What was behind the President of the European Commision's scathing attack on the Tories?

President of European Commission, Jose Manuel Barosso’s latest remark to the British Conservative leader in the European parliament has been widely reported. His remark stated that he had doubts over the strength of the tories position within the European Parliament and whether or not they will be voted in the next election, stating that when it comes down to it, people prefer the original to the fake. This comment is in clear reference to the anti-EU stance that UKIP has and the similar yet more diluted version that the tories are trying to sell.

What has received less coverage is the speech made by the Conservative leader, Martin Callanan MEP that preceded this response. When bemoaning the shortfalls of those positioning to succeed Mr Barosso in 2014 Callanan complained that ‘the problem is that none of these candidates represent new ideas. They represent vested interests. The people of the European District in Brussels are not the people of Europe.’

Was it perhaps the expression of this opinion that provoked the President to unleash such a devastating sound bite against the Conservatives?

Those mentioned explicitly by Callanan include such household names as Olli Rehn, Viviane Reding and Guy Verhofstadt. Thus Callanan has found himself in the unfavourable of position of accusing individuals, of whom no one back home has ever heard of, of working to the unwarranted advantage of a select group of others, of whom the public is not aware of or intrigued by, when many of those he opposes carry hefty title such as ‘President’ or ‘Commissioner’ and thus have the ability to draw mass media attention when they damn or suppose forecasts unfavourable to their critics. It is a situation of high risk and low gain; it should not be a challenge to see why it may be politically advantageous for Mr Callanan to consider simply keeping his mouth shut in future. However if the Conservative leader to speak out again in future what might he have further to say to substantiate his comments?

In early July, when putting forward the case that too much red tape produced in Brussels is dampening employment, Callanan stated:

 ‘The problem is that we in this Parliament and officials in the commission are dominated by vested interests. This Parliament seeks to extend its powers at every opportunity. Commission officials move their careers forward by formulating new ways to interfere in our lives.’

Before going on to say:

 ‘To do so will not be easy. There will be protests from many lobby groups, unions, and others often funded by the EU. But by taking on these vested interests we will open the door to the economic reforms we must make.’

In March this year the Inistute of Economic Affairs published a report entitled ‘Europuppets: The European Commision’s remaking of civil society’. The first two bullet points of the report’s executive summary are as follows:

• With public confidence in the European project waning, the idea of initiating a ‘civil dialogue’ with the public emerged in the mid-1990s as a way of bolstering the EU’s democratic legitimacy.

• Citizens have not been consulted directly, however.
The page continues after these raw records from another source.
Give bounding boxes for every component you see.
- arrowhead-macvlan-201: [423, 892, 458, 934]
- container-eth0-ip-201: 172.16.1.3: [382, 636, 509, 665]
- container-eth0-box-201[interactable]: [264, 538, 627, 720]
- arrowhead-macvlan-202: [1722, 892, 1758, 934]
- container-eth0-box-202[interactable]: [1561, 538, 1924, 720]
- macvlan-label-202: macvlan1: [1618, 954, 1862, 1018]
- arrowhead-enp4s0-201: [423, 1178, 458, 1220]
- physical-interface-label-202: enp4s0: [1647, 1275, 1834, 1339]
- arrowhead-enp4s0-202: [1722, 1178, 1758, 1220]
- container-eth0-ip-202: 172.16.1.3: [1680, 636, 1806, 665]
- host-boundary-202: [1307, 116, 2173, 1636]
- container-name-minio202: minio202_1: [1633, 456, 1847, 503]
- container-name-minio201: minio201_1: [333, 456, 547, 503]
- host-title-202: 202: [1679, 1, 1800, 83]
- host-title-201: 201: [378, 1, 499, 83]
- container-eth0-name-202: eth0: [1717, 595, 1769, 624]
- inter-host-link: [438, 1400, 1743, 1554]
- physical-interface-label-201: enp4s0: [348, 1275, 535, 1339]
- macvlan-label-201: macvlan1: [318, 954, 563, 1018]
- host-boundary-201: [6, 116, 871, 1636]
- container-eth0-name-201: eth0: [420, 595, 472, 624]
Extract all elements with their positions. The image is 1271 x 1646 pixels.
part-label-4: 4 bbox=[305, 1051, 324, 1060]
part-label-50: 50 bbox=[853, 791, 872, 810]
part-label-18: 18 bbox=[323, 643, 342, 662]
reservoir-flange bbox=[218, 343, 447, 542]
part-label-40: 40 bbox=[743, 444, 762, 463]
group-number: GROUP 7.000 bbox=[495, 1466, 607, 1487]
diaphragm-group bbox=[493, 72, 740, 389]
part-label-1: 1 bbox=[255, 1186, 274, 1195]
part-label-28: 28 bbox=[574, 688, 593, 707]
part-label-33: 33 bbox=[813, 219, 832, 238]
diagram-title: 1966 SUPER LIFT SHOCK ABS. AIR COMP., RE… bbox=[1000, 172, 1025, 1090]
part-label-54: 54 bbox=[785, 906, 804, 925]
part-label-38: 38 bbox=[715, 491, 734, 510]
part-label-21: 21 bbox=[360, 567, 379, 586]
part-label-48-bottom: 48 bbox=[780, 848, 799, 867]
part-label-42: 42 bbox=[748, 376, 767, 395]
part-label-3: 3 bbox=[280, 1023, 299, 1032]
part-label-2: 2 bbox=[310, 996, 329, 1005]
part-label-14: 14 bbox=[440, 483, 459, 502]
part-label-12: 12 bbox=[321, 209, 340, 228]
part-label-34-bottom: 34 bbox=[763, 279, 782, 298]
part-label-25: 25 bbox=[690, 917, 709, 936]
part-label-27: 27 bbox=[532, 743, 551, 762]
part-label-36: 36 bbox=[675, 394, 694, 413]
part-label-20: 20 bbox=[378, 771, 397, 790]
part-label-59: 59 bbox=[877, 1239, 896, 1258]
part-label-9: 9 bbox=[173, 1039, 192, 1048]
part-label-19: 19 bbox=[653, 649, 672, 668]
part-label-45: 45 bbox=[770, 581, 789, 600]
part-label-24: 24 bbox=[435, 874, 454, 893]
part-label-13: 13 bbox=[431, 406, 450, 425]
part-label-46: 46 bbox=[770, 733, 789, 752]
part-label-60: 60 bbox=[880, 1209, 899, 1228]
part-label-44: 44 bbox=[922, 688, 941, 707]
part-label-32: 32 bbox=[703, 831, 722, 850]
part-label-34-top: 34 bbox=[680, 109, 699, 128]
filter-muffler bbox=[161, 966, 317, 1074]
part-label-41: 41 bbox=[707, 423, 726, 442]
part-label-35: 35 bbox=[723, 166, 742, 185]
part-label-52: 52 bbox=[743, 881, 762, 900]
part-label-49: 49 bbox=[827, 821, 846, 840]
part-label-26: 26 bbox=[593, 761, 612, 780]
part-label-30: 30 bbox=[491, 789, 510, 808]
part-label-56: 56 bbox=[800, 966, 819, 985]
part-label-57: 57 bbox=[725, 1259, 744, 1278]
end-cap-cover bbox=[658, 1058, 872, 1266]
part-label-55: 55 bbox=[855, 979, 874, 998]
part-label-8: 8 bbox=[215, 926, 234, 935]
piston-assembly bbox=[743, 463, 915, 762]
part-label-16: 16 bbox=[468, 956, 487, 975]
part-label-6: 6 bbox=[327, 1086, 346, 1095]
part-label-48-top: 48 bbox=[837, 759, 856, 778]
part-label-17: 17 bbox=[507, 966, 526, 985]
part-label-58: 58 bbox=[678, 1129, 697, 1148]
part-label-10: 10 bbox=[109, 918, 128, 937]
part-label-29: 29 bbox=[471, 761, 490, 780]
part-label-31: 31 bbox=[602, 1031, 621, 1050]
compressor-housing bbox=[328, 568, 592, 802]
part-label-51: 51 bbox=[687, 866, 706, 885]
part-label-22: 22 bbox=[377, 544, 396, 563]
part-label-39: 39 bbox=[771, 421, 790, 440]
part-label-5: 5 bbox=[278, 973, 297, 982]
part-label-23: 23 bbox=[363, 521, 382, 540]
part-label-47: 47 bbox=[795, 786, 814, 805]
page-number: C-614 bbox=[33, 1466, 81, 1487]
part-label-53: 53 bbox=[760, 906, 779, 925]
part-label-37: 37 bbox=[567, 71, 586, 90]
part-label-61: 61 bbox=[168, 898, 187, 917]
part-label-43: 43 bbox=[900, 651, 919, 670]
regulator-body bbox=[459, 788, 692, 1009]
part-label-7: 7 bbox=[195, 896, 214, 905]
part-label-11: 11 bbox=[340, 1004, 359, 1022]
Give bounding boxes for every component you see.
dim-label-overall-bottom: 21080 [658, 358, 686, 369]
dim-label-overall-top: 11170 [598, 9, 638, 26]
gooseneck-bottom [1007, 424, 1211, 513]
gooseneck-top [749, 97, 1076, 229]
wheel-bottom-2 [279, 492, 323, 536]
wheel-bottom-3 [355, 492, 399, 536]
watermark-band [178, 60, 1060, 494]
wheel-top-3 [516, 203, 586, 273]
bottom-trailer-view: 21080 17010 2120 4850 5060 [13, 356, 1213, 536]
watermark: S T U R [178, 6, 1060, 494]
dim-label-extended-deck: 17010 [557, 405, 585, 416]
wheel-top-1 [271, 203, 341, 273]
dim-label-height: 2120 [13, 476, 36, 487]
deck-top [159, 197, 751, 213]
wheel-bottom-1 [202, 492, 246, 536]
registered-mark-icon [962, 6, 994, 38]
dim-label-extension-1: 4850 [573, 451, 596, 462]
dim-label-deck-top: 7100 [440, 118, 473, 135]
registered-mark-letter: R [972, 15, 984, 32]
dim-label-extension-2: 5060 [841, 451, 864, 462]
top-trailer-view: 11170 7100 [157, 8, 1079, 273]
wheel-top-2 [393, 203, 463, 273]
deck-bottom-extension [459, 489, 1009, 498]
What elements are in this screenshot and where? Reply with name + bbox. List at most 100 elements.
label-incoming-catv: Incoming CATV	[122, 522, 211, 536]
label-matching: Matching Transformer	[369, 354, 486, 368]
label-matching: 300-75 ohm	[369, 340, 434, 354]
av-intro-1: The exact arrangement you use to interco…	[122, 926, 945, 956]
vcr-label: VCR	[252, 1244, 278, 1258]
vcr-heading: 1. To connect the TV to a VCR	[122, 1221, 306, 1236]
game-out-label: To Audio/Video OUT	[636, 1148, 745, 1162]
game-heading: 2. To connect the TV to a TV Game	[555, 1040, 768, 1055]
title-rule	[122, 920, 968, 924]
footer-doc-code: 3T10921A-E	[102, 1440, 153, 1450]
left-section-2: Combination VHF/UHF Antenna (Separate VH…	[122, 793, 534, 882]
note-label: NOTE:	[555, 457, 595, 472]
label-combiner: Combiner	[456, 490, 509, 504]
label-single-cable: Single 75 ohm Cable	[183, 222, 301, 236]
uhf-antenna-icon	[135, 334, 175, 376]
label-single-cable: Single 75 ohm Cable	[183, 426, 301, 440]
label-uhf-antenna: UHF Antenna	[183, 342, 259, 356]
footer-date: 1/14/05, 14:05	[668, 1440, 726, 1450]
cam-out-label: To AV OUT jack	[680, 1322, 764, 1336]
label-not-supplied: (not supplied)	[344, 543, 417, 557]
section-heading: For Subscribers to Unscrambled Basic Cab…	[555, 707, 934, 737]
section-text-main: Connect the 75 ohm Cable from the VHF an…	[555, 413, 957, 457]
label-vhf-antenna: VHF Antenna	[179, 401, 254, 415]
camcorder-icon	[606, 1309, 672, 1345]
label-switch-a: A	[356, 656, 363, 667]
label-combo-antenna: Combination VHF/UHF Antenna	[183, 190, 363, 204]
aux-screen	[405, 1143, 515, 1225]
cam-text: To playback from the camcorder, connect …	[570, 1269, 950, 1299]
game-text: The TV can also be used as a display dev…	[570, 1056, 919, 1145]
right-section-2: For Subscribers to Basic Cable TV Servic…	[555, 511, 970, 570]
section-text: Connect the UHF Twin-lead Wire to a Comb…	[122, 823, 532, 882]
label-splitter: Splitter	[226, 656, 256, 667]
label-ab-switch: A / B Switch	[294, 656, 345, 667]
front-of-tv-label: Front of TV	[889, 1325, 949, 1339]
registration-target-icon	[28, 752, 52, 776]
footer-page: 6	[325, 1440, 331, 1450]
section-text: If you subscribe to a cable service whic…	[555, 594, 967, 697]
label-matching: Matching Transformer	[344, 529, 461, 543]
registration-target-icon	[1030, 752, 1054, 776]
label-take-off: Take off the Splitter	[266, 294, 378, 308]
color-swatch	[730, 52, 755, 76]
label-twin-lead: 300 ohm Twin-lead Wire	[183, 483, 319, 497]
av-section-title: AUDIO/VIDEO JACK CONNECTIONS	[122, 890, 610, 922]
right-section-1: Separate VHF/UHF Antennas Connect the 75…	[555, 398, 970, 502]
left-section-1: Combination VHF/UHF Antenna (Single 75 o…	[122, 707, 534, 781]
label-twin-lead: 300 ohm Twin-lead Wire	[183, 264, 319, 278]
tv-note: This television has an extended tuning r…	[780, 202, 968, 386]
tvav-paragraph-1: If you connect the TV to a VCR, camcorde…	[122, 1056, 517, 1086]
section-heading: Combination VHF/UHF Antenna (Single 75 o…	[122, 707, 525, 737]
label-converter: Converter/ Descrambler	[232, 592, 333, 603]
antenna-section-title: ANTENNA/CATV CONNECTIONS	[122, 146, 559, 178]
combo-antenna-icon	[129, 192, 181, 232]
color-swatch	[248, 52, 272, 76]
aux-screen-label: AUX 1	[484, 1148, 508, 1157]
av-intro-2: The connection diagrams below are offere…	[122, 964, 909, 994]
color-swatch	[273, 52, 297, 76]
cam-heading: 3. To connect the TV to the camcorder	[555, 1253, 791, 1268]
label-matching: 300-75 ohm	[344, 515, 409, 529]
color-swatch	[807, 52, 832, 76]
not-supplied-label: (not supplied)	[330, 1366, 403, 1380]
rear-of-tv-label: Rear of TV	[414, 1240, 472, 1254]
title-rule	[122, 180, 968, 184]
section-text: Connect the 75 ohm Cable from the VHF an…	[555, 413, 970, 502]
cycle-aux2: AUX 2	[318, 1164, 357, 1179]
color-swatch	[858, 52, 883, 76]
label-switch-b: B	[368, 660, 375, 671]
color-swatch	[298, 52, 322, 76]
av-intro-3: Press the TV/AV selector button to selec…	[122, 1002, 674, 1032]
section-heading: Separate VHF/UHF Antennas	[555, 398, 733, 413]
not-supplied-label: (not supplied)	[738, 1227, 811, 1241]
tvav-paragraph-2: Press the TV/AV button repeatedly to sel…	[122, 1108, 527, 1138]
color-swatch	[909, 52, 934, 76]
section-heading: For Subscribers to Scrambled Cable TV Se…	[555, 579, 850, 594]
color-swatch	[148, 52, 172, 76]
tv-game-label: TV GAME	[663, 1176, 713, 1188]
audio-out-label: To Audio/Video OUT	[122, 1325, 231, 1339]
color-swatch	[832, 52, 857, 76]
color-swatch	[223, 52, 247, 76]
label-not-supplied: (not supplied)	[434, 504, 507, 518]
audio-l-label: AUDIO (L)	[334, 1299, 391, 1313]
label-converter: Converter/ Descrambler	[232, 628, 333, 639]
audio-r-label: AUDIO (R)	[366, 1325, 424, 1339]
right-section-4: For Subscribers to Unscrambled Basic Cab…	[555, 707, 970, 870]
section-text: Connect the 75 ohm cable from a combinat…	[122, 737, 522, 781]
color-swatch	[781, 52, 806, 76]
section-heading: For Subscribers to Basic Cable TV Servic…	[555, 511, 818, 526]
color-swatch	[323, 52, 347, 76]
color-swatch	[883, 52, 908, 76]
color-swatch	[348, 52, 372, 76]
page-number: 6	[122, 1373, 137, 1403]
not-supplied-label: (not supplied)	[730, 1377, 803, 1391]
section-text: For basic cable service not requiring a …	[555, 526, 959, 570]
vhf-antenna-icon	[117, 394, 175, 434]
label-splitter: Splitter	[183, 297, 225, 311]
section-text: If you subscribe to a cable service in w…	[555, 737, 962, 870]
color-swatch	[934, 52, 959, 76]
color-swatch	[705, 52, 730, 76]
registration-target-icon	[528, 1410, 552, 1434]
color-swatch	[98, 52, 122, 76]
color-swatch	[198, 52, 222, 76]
Instead they have been ventriloquised through ‘sock puppet’ charities, think tanks and other ‘civil society’ groups which have been hand-picked and financed by the European Commission (EC). These organisations typically lobby for closer European integration, bigger EU budgets and more EU regulation.

This lobby scenario is not simply something of Martin Callanan’s imagination; nor, in the light of the above passage, does the phrase ‘vested interests’ seem entirely out of place in reference to this operation.

In a radio interview David Cameron has said ‘The Barroso thing did annoy me because frankly, his job is to serve the members of the European Union’. He is correct in his analysis. The fact that President Barroso responded is such a fashion to the criticism he and his commission received only adds weight to Martin Callanan’s arguments.